There might be some value to this approach. The knowledge base would contain behaviors introduced by humans, rather than propositions. The job of the entailment verifier would be simpler, as the knowledge base and the target of verification would share the same modality. However, it's unclear how behaviors can be said to support other behaviors, except by means of precedents being interpolated. In contrast, the notion of propositional premises supporting a hypothesis is somewhat better defined. That said, the line between an action sequence and a subword sequence itself gets blurry as you consider agent simulacra manifesting in a linguistic universe, complete with a transition rule resembling the laws of physics. Most work around RLHF also reframes the subwords available to a LLM as possible actions, its parameters defining its policy as a guide for how to act in different context. The distinction approaches a moot point.
Relatedly, one might wonder: Why go to the trouble of having humans translate their implicit values in language, when there are a host of neuroimaging techniques available? Why not make a knowledge base of neural dynamics, possibly reduced in dimensionality to some latents?
Similar to the awkwardness of inferring new valid behaviors from past behaviors, inferring new valid thought patterns from past ones is very ill-defined. Barring all the limitations of current neuroimaging techniques in terms of spatial and temporal resolution, cost, portability, etc. it's unclear how to implement a compatible inference algorithm, except perhaps for the rudimentary Babble. However, the entailment verifier wouldn't face a more difficult challenge than in the propositional-behavioral setup, as it would need to bridge the neural-behavioral gap instead using multi-modal techniques.
What if assumption 4 ("Avoidable Consequentialist Frenzy") doesn't hold?
It was an honor to serve with you, have a nice timeline!
Are IIEs restricted to prosaic risk scenarios?
Although IIEs have been motivated by prosaic work, the proposal is entirely agnostic to the source of the behaviors to verify.
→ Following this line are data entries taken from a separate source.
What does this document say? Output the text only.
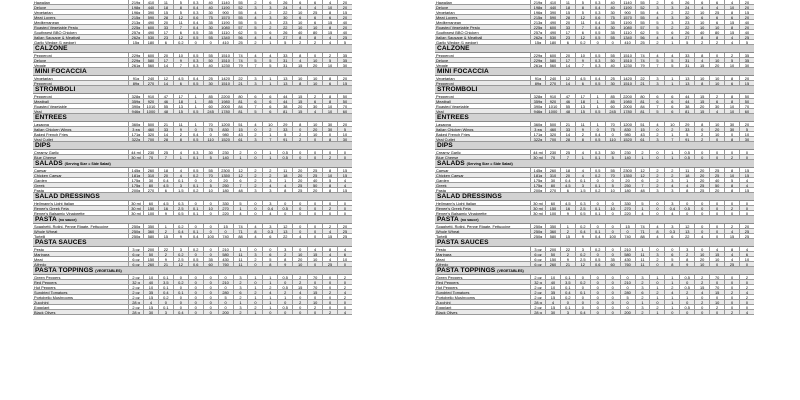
Hawaiian	219g	410	11	5	0.3	40	1140	55	2	6	26	6	6	4	20
Deluxe	198g	440	18	8	0.4	40	1190	52	3	3	24	4	4	10	20
Vegetarian	196g	390	15	5	0.3	30	900	55	4	2	22	10	25	8	15
Meat Lovers	215g	590	28	12	0.6	75	1570	55	4	3	30	6	6	6	20
Mediterranean	213g	490	20	11	0.4	35	1190	55	5	3	23	10	6	15	40
Roasted Vegetable Pesto	225g	600	33	7	0.4	30	1080	57	5	2	22	10	10	8	20
Southwest BBQ Chicken	257g	490	17	6	0.5	35	1110	62	5	6	26	40	80	15	40
Italian Sausage & Meatball	262g	530	23	12	0.5	55	1340	56	4	4	27	8	8	4	25
Garlic Wedge (1 wedge)	15g	180	6	0.2	0	0	410	25	2	1	5	2	2	4	5
CALZONE
Pepperoni	229g	600	20	10	0.5	55	1510	74	4	4	33	8	0	2	35
Deluxe	229g	580	17	9	0.3	50	1510	74	5	5	31	4	10	5	35
Veggie	261g	560	14	7	0.3	40	1230	79	7	5	31	15	20	10	30
MINI FOCACCIA
Vegetarian	91g	240	12	4.5	0.4	25	1420	22	3	1	13	10	10	8	20
Pepperoni	89g	270	14	6	0.5	30	1510	21	3	1	13	8	10	6	15
STROMBOLI
Pepperoni	328g	910	47	17	1	85	2200	80	6	6	44	15	2	8	50
Meatball	359g	920	46	18	1	85	1980	81	6	6	44	15	6	8	50
Roasted Vegetable	390g	1010	55	13	1	60	2000	84	7	6	38	20	30	10	70
Veal	946g	1000	48	15	0.5	245	1780	81	5	6	81	15	4	10	60
ENTREES
Lasagna	360g	500	21	11	1	70	1200	51	4	10	29	8	10	30	20
Italian Chicken Wings	3 ea	460	33	9	0	75	830	15	0	2	33	0	20	30	5
Baked French Fries	171g	320	14	2	0.4	0	980	43	2	1	5	2	10	0	10
Veal Cutlet	322g	700	28	8	0.5	110	1520	61	3	7	91	2	0	8	30
DIPS
Creamy Garlic	44 ml	230	25	4	0.3	30	230	2	0	1	0.5	0	0	0	0
Blue Cheese	30 ml	70	7	1	0.1	5	140	1	0	1	0.5	0	0	2	0
SALADS (Serving Size = Side Salad)
Caesar	145g	260	18	4	0.5	55	2300	12	2	2	11	20	25	8	15
Chicken Caesar	181g	310	20	4	0.2	70	1350	12	2	2	18	20	25	10	15
Garden	175g	30	0.4	0.1	0	0	20	6	2	3	1	20	40	5	4
Greek	175g	80	4.5	3	0.1	5	250	7	2	4	4	25	50	8	4
Pasta	200g	270	6	1.5	0.2	10	180	48	3	3	8	25	20	8	15
SALAD DRESSINGS
Hellmann's Light Italian	30 ml	60	4.5	0.3	0	0	330	5	0	3	0	0	0	0	0
Renee's Greek Feta	30 ml	150	16	2.5	0.1	10	270	1	0	0.4	0.5	0	0	2	0
Renee's Balsamic Vinaigrette	30 ml	100	9	0.5	0.1	0	220	4	0	4	0	0	0	0	0
PASTA (no sauce)
Spaghetti, Rotini, Penne Rigate, Fettuccine	250g	350	1	0.2	0	0	15	74	4	3	12	0	0	2	20
Whole Wheat	250g	360	2	0.4	0.1	0	0	71	8	0.3	13	0	0	4	25
Tortelli	250g	580	15	9	0.4	100	740	88	4	6	22	4	0	15	25
PASTA SAUCES
Pesto	3 oz	200	22	3	0.2	0	210	1	0	0	3	0	4	8	4
Marinara	6 oz	50	2	0.2	0	0	580	11	3	6	2	10	15	4	6
Meat	6 oz	150	9	2.5	0.5	35	430	11	2	5	8	20	10	4	10
Alfredo	6 oz	260	21	12	0.6	60	760	11	0	8	9	10	0	25	0
PASTA TOPPINGS (VEGETABLES)
Green Peppers	2 oz	10	0.1	0	0	0	0	3	1	1	0.5	2	70	0	2
Red Peppers	32 g	40	3.5	0.2	0	0	210	2	0	1	0	2	0	0	0
Hot Peppers	2 oz	10	0.1	0	0	0	0	3	1	2	0.5	15	70	0	2
Sundried Tomatoes	2 oz	35	0.4	0.1	0	0	280	6	2	4	2	4	15	2	4
Portobello Mushrooms	2 oz	15	0.2	0	0	0	5	2	1	1	1	0	0	0	2
Zucchini	28 g	4	0	0	0	0	0	1	0	1	0	2	10	0	0
Eggplant	2 oz	15	0.1	0	0	0	0	3	2	1	0.5	0	2	0	0
Black Olives	28 g	30	3	0.4	0	0	200	2	1	0	0	0	0	2	4
Hawaiian	219g	410	11	5	0.3	40	1140	55	2	6	26	6	6	4	20
Deluxe	198g	440	18	8	0.4	40	1190	52	3	3	24	4	4	10	20
Vegetarian	196g	390	15	5	0.3	30	900	55	4	2	22	10	25	8	15
Meat Lovers	215g	590	28	12	0.6	75	1570	55	4	3	30	6	6	6	20
Mediterranean	213g	490	20	11	0.4	35	1190	55	5	3	23	10	6	15	40
Roasted Vegetable Pesto	225g	600	33	7	0.4	30	1080	57	5	2	22	10	10	8	20
Southwest BBQ Chicken	257g	490	17	6	0.5	35	1110	62	5	6	26	40	80	15	40
Italian Sausage & Meatball	262g	530	23	12	0.5	55	1340	56	4	4	27	8	8	4	25
Garlic Wedge (1 wedge)	15g	180	6	0.2	0	0	410	25	2	1	5	2	2	4	5
CALZONE
Pepperoni	229g	600	20	10	0.5	55	1510	74	4	4	33	8	0	2	35
Deluxe	229g	580	17	9	0.3	50	1510	74	5	5	31	4	10	5	35
Veggie	261g	560	14	7	0.3	40	1230	79	7	5	31	15	20	10	30
MINI FOCACCIA
Vegetarian	91g	240	12	4.5	0.4	25	1420	22	3	1	13	10	10	8	20
Pepperoni	89g	270	14	6	0.5	30	1510	21	3	1	13	8	10	6	15
STROMBOLI
Pepperoni	328g	910	47	17	1	85	2200	80	6	6	44	15	2	8	50
Meatball	359g	920	46	18	1	85	1980	81	6	6	44	15	6	8	50
Roasted Vegetable	390g	1010	55	13	1	60	2000	84	7	6	38	20	30	10	70
Veal	946g	1000	48	15	0.5	245	1780	81	5	6	81	15	4	10	60
ENTREES
Lasagna	360g	500	21	11	1	70	1200	51	4	10	29	8	10	30	20
Italian Chicken Wings	3 ea	460	33	9	0	75	830	15	0	2	33	0	20	30	5
Baked French Fries	171g	320	14	2	0.4	0	980	43	2	1	5	2	10	0	10
Veal Cutlet	322g	700	28	8	0.5	110	1520	61	3	7	91	2	0	8	30
DIPS
Creamy Garlic	44 ml	230	25	4	0.3	30	230	2	0	1	0.5	0	0	0	0
Blue Cheese	30 ml	70	7	1	0.1	5	140	1	0	1	0.5	0	0	2	0
SALADS (Serving Size = Side Salad)
Caesar	145g	260	18	4	0.5	55	2300	12	2	2	11	20	25	8	15
Chicken Caesar	181g	310	20	4	0.2	70	1350	12	2	2	18	20	25	10	15
Garden	175g	30	0.4	0.1	0	0	20	6	2	3	1	20	40	5	4
Greek	175g	80	4.5	3	0.1	5	250	7	2	4	4	25	50	8	4
Pasta	200g	270	6	1.5	0.2	10	180	48	3	3	8	25	20	8	15
SALAD DRESSINGS
Hellmann's Light Italian	30 ml	60	4.5	0.3	0	0	330	5	0	3	0	0	0	0	0
Renee's Greek Feta	30 ml	150	16	2.5	0.1	10	270	1	0	0.4	0.5	0	0	2	0
Renee's Balsamic Vinaigrette	30 ml	100	9	0.5	0.1	0	220	4	0	4	0	0	0	0	0
PASTA (no sauce)
Spaghetti, Rotini, Penne Rigate, Fettuccine	250g	350	1	0.2	0	0	15	74	4	3	12	0	0	2	20
Whole Wheat	250g	360	2	0.4	0.1	0	0	71	8	0.3	13	0	0	4	25
Tortelli	250g	580	15	9	0.4	100	740	88	4	6	22	4	0	15	25
PASTA SAUCES
Pesto	3 oz	200	22	3	0.2	0	210	1	0	0	3	0	4	8	4
Marinara	6 oz	50	2	0.2	0	0	580	11	3	6	2	10	15	4	6
Meat	6 oz	150	9	2.5	0.5	35	430	11	2	5	8	20	10	4	10
Alfredo	6 oz	260	21	12	0.6	60	760	11	0	8	9	10	0	25	0
PASTA TOPPINGS (VEGETABLES)
Green Peppers	2 oz	10	0.1	0	0	0	0	3	1	1	0.5	2	70	0	2
Red Peppers	32 g	40	3.5	0.2	0	0	210	2	0	1	0	2	0	0	0
Hot Peppers	2 oz	10	0.1	0	0	0	0	3	1	2	0.5	15	70	0	2
Sundried Tomatoes	2 oz	35	0.4	0.1	0	0	280	6	2	4	2	4	15	2	4
Portobello Mushrooms	2 oz	15	0.2	0	0	0	5	2	1	1	1	0	0	0	2
Zucchini	28 g	4	0	0	0	0	0	1	0	1	0	2	10	0	0
Eggplant	2 oz	15	0.1	0	0	0	0	3	2	1	0.5	0	2	0	0
Black Olives	28 g	30	3	0.4	0	0	200	2	1	0	0	0	0	2	4
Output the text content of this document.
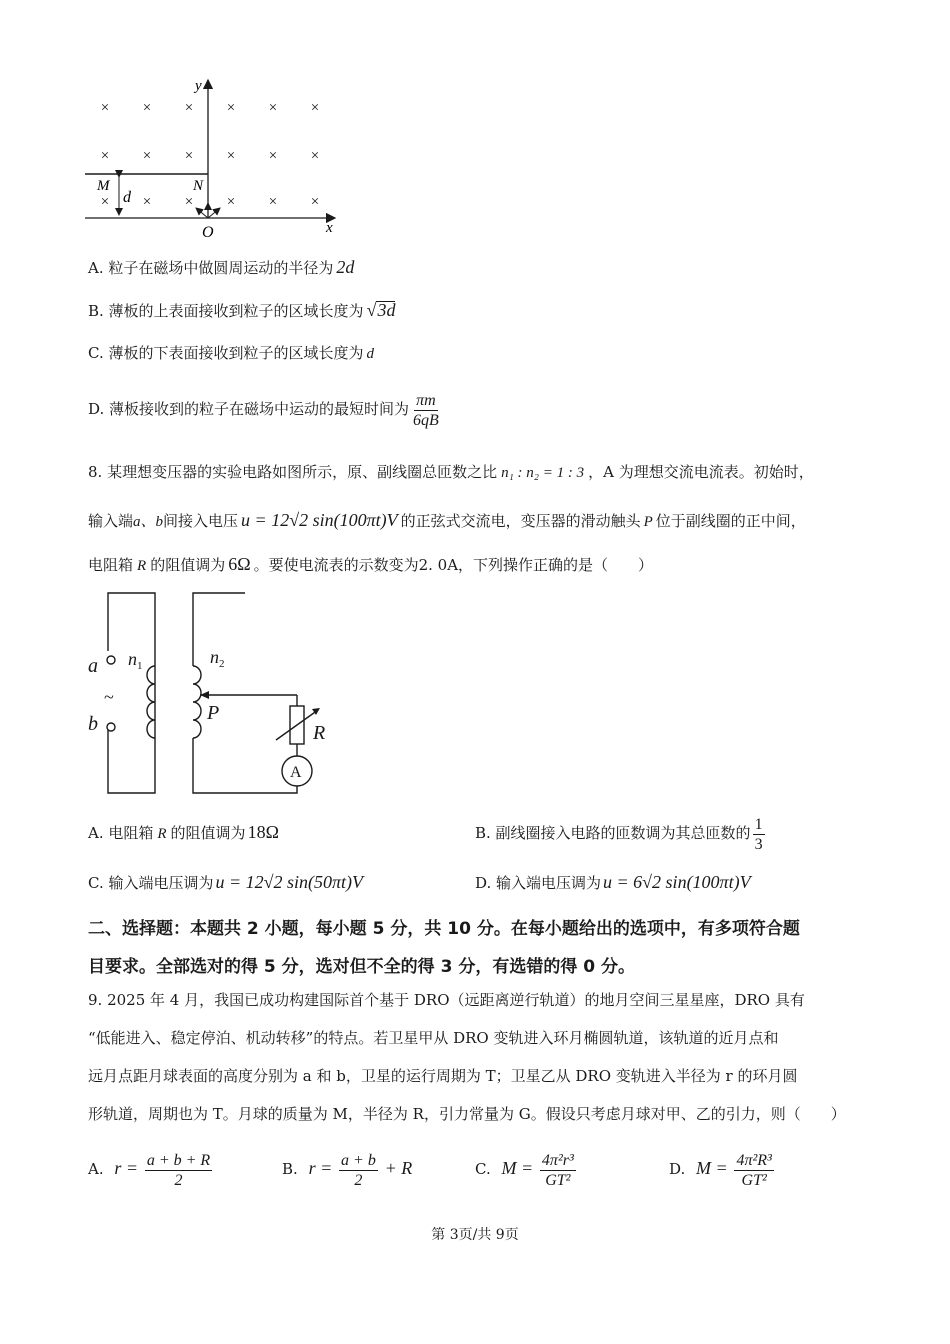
× × × × × ×
× × × × × ×
× × × × × ×
y
x
O
M	N
d
A. 粒子在磁场中做圆周运动的半径为 2d
B. 薄板的上表面接收到粒子的区域长度为 √3d
C. 薄板的下表面接收到粒子的区域长度为 d
D. 薄板接收到的粒子在磁场中运动的最短时间为 $\frac{\pi m}{6qB}$
8. 某理想变压器的实验电路如图所示，原、副线圈总匝数之比 n₁ : n₂ = 1 : 3 ，A 为理想交流电流表。初始时，
输入端a、b间接入电压 u = 12√2 sin(100πt)V 的正弦式交流电，变压器的滑动触头 P 位于副线圈的正中间，
电阻箱 R 的阻值调为 6Ω 。要使电流表的示数变为2. 0A，下列操作正确的是（　　）
a
b
~
$n_1$	$n_2$
P
R
A
A. 电阻箱 R 的阻值调为 18Ω	B. 副线圈接入电路的匝数调为其总匝数的 $\frac{1}{3}$
C. 输入端电压调为 u = 12√2 sin(50πt)V	D. 输入端电压调为 u = 6√2 sin(100πt)V
二、选择题：本题共 2 小题，每小题 5 分，共 10 分。在每小题给出的选项中，有多项符合题
目要求。全部选对的得 5 分，选对但不全的得 3 分，有选错的得 0 分。
9. 2025 年 4 月，我国已成功构建国际首个基于 DRO（远距离逆行轨道）的地月空间三星星座，DRO 具有
“低能进入、稳定停泊、机动转移”的特点。若卫星甲从 DRO 变轨进入环月椭圆轨道，该轨道的近月点和
远月点距月球表面的高度分别为 a 和 b，卫星的运行周期为 T；卫星乙从 DRO 变轨进入半径为 r 的环月圆
形轨道，周期也为 T。月球的质量为 M，半径为 R，引力常量为 G。假设只考虑月球对甲、乙的引力，则（　　）
A. $r = \frac{a + b + R}{2}$	B. $r = \frac{a + b}{2} + R$	C. $M = \frac{\text{4π²r³}}{\text{GT²}}$	D. $M = \frac{\text{4π²R³}}{\text{GT²}}$
第 3页/共 9页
In other words, even if the IIE would be built on a prosaic stack, the AI whose behavior should be aligned might be built on a different stack, given only that it is capable of optimizing for something (e.g. the deontological objective).
That said, even the IIE itself might run on a different stack. Case in point, IIEs have been inspired by a symbolic GOFAI stack supporting expert systems, parts of which have been replaced here with ML. This makes it plausible for other approaches to be able to populate the modular framework.